I’m experiencing some behavior I did not expect. I have a synchronous procedure that is kicked off via PHP/OCI8. At the beginning of the process there is a SELECT...FOR UPDATE NOWAIT
I do NOWAIT because I want users notified immediately with an error message that the process is already running, rather than having their browser wait for the lock.
When I run the process from two separate computers with two separate PHP sessions, I get the expected behavior: one runs while the other gets an ORA-00054: resource busy and acquire with NOWAIT specified.
But when I open two tabs on the same browser and run the process, the second tab waits the 30+ seconds for the first one to finish, and then runs the second one — it’s as if I did not specify NOWAIT.
I’m not using persistent connections or connection pooling of any kind. I thought a separate HTTP request, executing separate PHP=>Oracle connections, would give me separate DB sessions. Is this not the case?

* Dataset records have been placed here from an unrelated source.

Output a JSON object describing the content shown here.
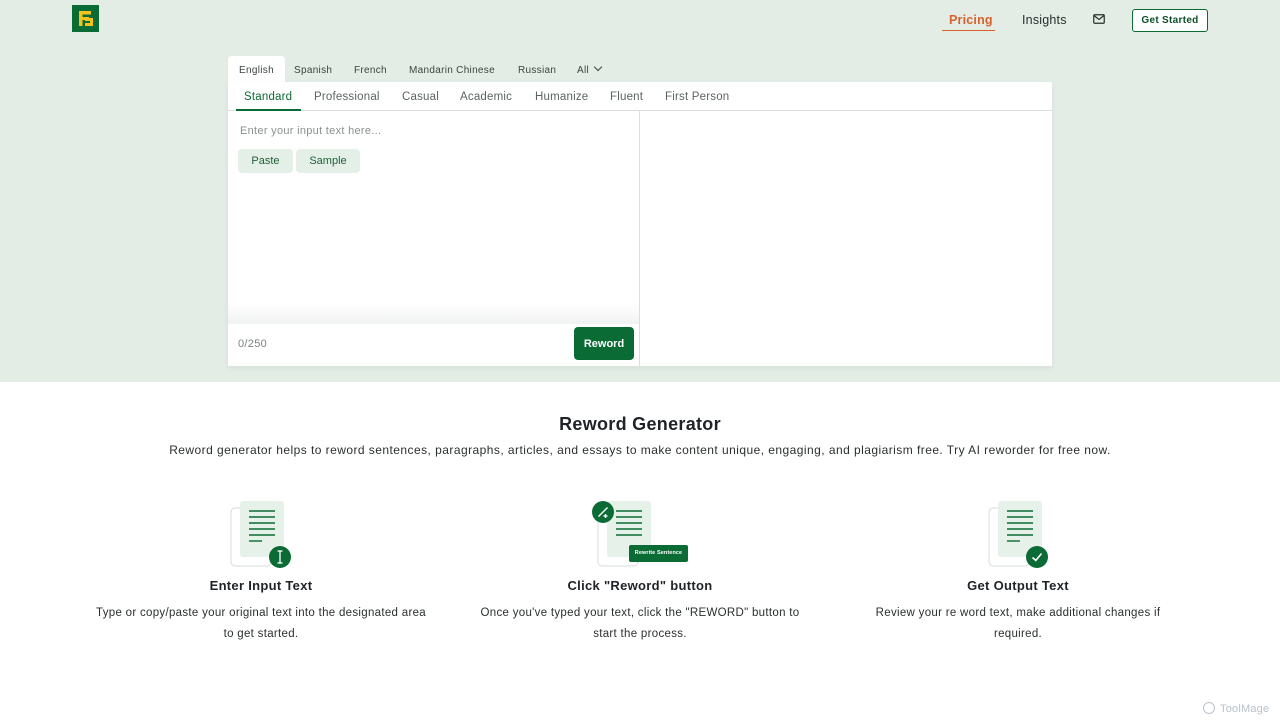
{
  "header": {
    "nav": {
      "pricing": "Pricing",
      "insights": "Insights"
    },
    "cta": "Get Started"
  },
  "languages": [
    "English",
    "Spanish",
    "French",
    "Mandarin Chinese",
    "Russian",
    "All"
  ],
  "active_language": "English",
  "modes": [
    "Standard",
    "Professional",
    "Casual",
    "Academic",
    "Humanize",
    "Fluent",
    "First Person"
  ],
  "active_mode": "Standard",
  "editor": {
    "placeholder": "Enter your input text here...",
    "paste": "Paste",
    "sample": "Sample",
    "count": "0/250",
    "submit": "Reword"
  },
  "intro": {
    "title": "Reword Generator",
    "description": "Reword generator helps to reword sentences, paragraphs, articles, and essays to make content unique, engaging, and plagiarism free. Try AI reworder for free now."
  },
  "steps": [
    {
      "title": "Enter Input Text",
      "desc": "Type or copy/paste your original text into the designated area to get started.",
      "icon": "document-cursor-icon"
    },
    {
      "title": "Click \"Reword\" button",
      "desc": "Once you've typed your text, click the \"REWORD\" button to start the process.",
      "icon": "document-rewrite-icon",
      "badge": "Rewrite Sentence"
    },
    {
      "title": "Get Output Text",
      "desc": "Review your re word text, make additional changes if required.",
      "icon": "document-check-icon"
    }
  ],
  "watermark": "ToolMage",
  "colors": {
    "brand_green": "#0b6b34",
    "accent_orange": "#d9622b",
    "hero_bg": "#e3ede6"
  }
}
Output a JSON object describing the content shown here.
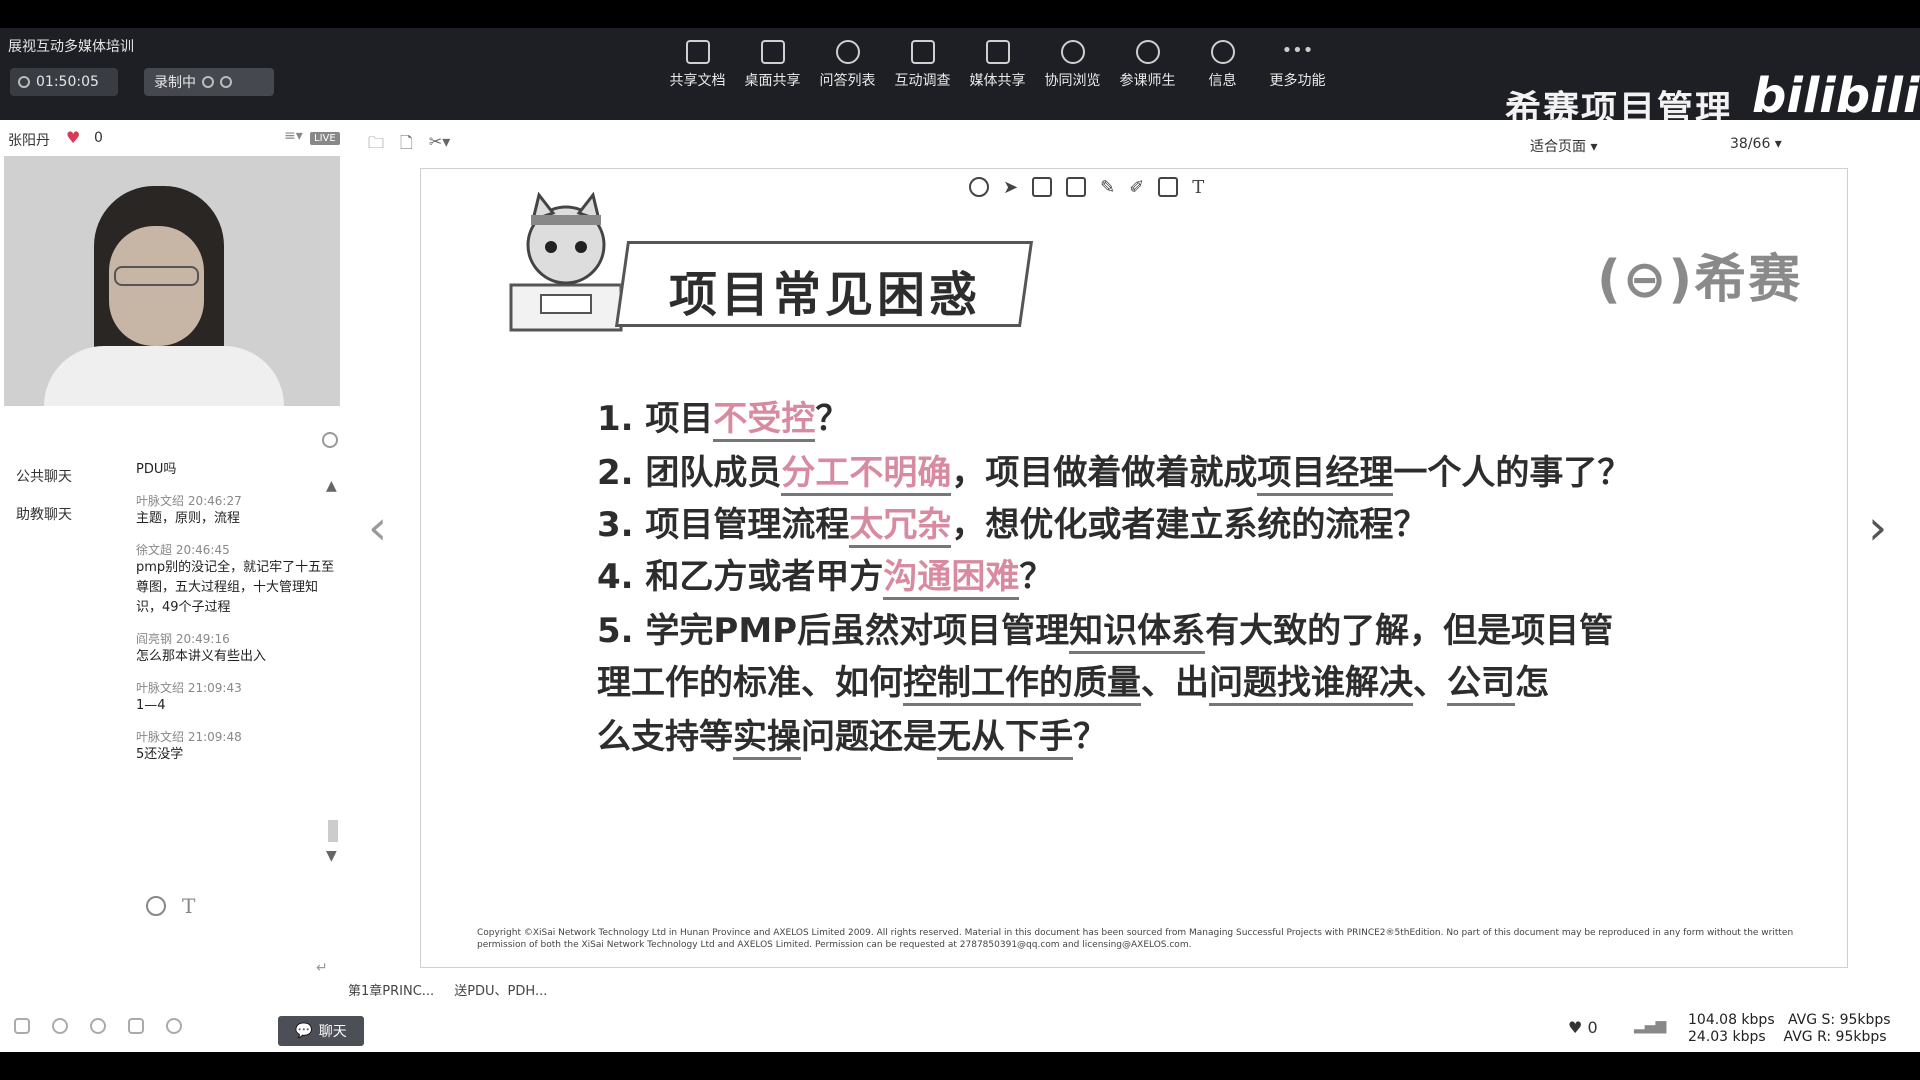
{
  "app": {
    "title": "展视互动多媒体培训",
    "timer": "01:50:05",
    "recording_label": "录制中"
  },
  "toolbar": {
    "items": [
      {
        "label": "共享文档"
      },
      {
        "label": "桌面共享"
      },
      {
        "label": "问答列表"
      },
      {
        "label": "互动调查"
      },
      {
        "label": "媒体共享"
      },
      {
        "label": "协同浏览"
      },
      {
        "label": "参课师生"
      },
      {
        "label": "信息"
      },
      {
        "label": "更多功能"
      }
    ]
  },
  "brand": {
    "text": "希赛项目管理",
    "logo_text": "bilibili"
  },
  "presenter": {
    "name": "张阳丹",
    "likes": "0",
    "live_badge": "LIVE"
  },
  "chat": {
    "tabs": [
      "公共聊天",
      "助教聊天"
    ],
    "messages": [
      {
        "meta": "",
        "text": "PDU吗"
      },
      {
        "meta": "叶脉文绍 20:46:27",
        "text": "主题，原则，流程"
      },
      {
        "meta": "徐文超 20:46:45",
        "text": "pmp别的没记全，就记牢了十五至尊图，五大过程组，十大管理知识，49个子过程"
      },
      {
        "meta": "阎亮钢 20:49:16",
        "text": "怎么那本讲义有些出入"
      },
      {
        "meta": "叶脉文绍 21:09:43",
        "text": "1—4"
      },
      {
        "meta": "叶脉文绍 21:09:48",
        "text": "5还没学"
      }
    ],
    "chat_button": "聊天"
  },
  "document": {
    "fit_label": "适合页面",
    "page_indicator": "38/66",
    "bottom_tabs": [
      "第1章PRINC...",
      "送PDU、PDH..."
    ]
  },
  "slide": {
    "title": "项目常见困惑",
    "logo": "(⊖)希赛",
    "questions": [
      {
        "parts": [
          {
            "t": "1. 项目"
          },
          {
            "t": "不受控",
            "hl": true
          },
          {
            "t": "？"
          }
        ]
      },
      {
        "parts": [
          {
            "t": "2. 团队成员"
          },
          {
            "t": "分工不明确",
            "hl": true
          },
          {
            "t": "，项目做着做着就成"
          },
          {
            "t": "项目经理",
            "ul": true
          },
          {
            "t": "一个人的事了？"
          }
        ]
      },
      {
        "parts": [
          {
            "t": "3. 项目管理流程"
          },
          {
            "t": "太冗杂",
            "hl": true
          },
          {
            "t": "，想优化或者建立系统的流程？"
          }
        ]
      },
      {
        "parts": [
          {
            "t": "4. 和乙方或者甲方"
          },
          {
            "t": "沟通困难",
            "hl": true
          },
          {
            "t": "？"
          }
        ]
      },
      {
        "parts": [
          {
            "t": "5. 学完PMP后虽然对项目管理"
          },
          {
            "t": "知识体系",
            "ul": true
          },
          {
            "t": "有大致的了解，但是项目管"
          }
        ]
      },
      {
        "parts": [
          {
            "t": "   理工作的标准、如何"
          },
          {
            "t": "控制工作的质量",
            "ul": true
          },
          {
            "t": "、出"
          },
          {
            "t": "问题找谁解决",
            "ul": true
          },
          {
            "t": "、"
          },
          {
            "t": "公司",
            "ul": true
          },
          {
            "t": "怎"
          }
        ]
      },
      {
        "parts": [
          {
            "t": "   么支持等"
          },
          {
            "t": "实操",
            "ul": true
          },
          {
            "t": "问题还是"
          },
          {
            "t": "无从下手",
            "ul": true
          },
          {
            "t": "？"
          }
        ]
      }
    ],
    "copyright": "Copyright ©XiSai Network Technology Ltd in Hunan Province and AXELOS Limited 2009. All rights reserved. Material in this document has been sourced from Managing Successful Projects with PRINCE2®5thEdition. No part of this document may be reproduced in any form without the written permission of both the XiSai Network Technology Ltd and AXELOS Limited. Permission can be requested at 2787850391@qq.com and licensing@AXELOS.com."
  },
  "stats": {
    "likes": "0",
    "up_rate": "104.08 kbps",
    "down_rate": "24.03 kbps",
    "avg_s": "AVG S: 95kbps",
    "avg_r": "AVG R: 95kbps"
  },
  "colors": {
    "highlight": "#d88aa0",
    "toolbar_bg": "#1e1f24"
  }
}
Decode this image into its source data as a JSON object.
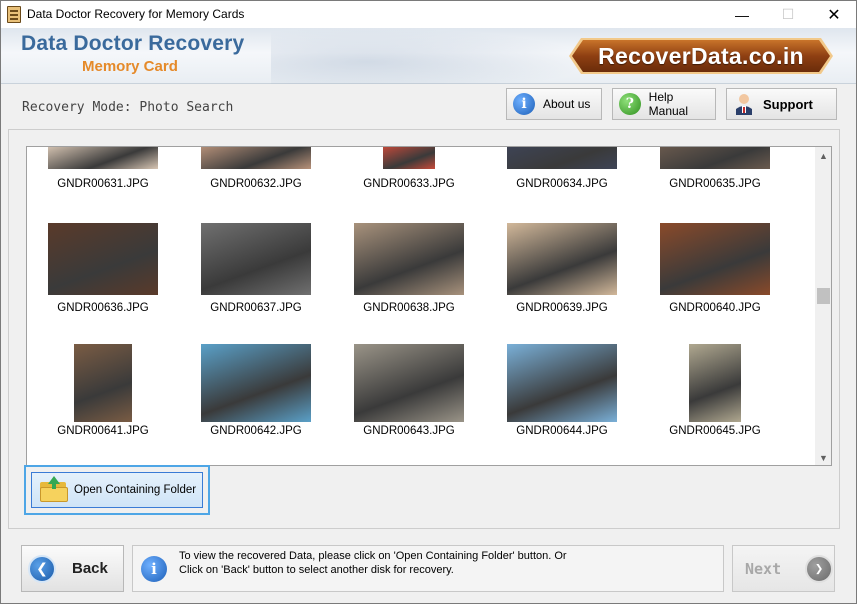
{
  "window": {
    "title": "Data Doctor Recovery for Memory Cards",
    "minimize": "—",
    "maximize": "☐",
    "close": "✕"
  },
  "header": {
    "brand_main": "Data Doctor Recovery",
    "brand_sub": "Memory Card",
    "logo_text": "RecoverData.co.in"
  },
  "modebar": {
    "mode_label": "Recovery Mode: Photo Search",
    "about_label": "About us",
    "help_label": "Help Manual",
    "support_label": "Support"
  },
  "gallery": {
    "items": [
      {
        "name": "GNDR00631.JPG",
        "color": "#d8c6b4"
      },
      {
        "name": "GNDR00632.JPG",
        "color": "#b8927a"
      },
      {
        "name": "GNDR00633.JPG",
        "color": "#c84a3a"
      },
      {
        "name": "GNDR00634.JPG",
        "color": "#3e4456"
      },
      {
        "name": "GNDR00635.JPG",
        "color": "#6a5a4e"
      },
      {
        "name": "GNDR00636.JPG",
        "color": "#5a3a2a"
      },
      {
        "name": "GNDR00637.JPG",
        "color": "#707070"
      },
      {
        "name": "GNDR00638.JPG",
        "color": "#a8927c"
      },
      {
        "name": "GNDR00639.JPG",
        "color": "#d2b89a"
      },
      {
        "name": "GNDR00640.JPG",
        "color": "#8a4a2a"
      },
      {
        "name": "GNDR00641.JPG",
        "color": "#7a5c44"
      },
      {
        "name": "GNDR00642.JPG",
        "color": "#5aa0c8"
      },
      {
        "name": "GNDR00643.JPG",
        "color": "#9a9488"
      },
      {
        "name": "GNDR00644.JPG",
        "color": "#7ab0d8"
      },
      {
        "name": "GNDR00645.JPG",
        "color": "#b0a890"
      }
    ]
  },
  "actions": {
    "open_folder_label": "Open Containing Folder"
  },
  "footer": {
    "back_label": "Back",
    "info_line1": "To view the recovered Data, please click on 'Open Containing Folder' button. Or",
    "info_line2": "Click on 'Back' button to select another disk for recovery.",
    "next_label": "Next"
  }
}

UPDATE: I found this: http://wiki.oracle.com/page/PHP+Oracle+FAQ under #6, How do I connect to Oracle with the OCI8 extension? it says:
PHP will share/re-use connections if
the same user credentials are used
more than once in a script or httpd
server session. You can use the
oci_new_connect() function to ensure a
new session is used. Call the
oci_pconnect() function to make a
persistent connection that isn’t
closed at the end of the script
(making the reconnection in the next
script much faster).
However, when I change to oci_new_connect it does not fix the issue. Different sessions on different computers throw the ORA-00054, but two tabs on the same browser synchronize access but do not respect the NOWAIT.
Okay, so this is not a database issue at all. It seems instead that Firefox 3.6.6 queued my simultaneous requests and it wasn’t a PHP or DB session issue after all. See this question for an exploration of that issue: Does Firefox synchronize requests for the same page?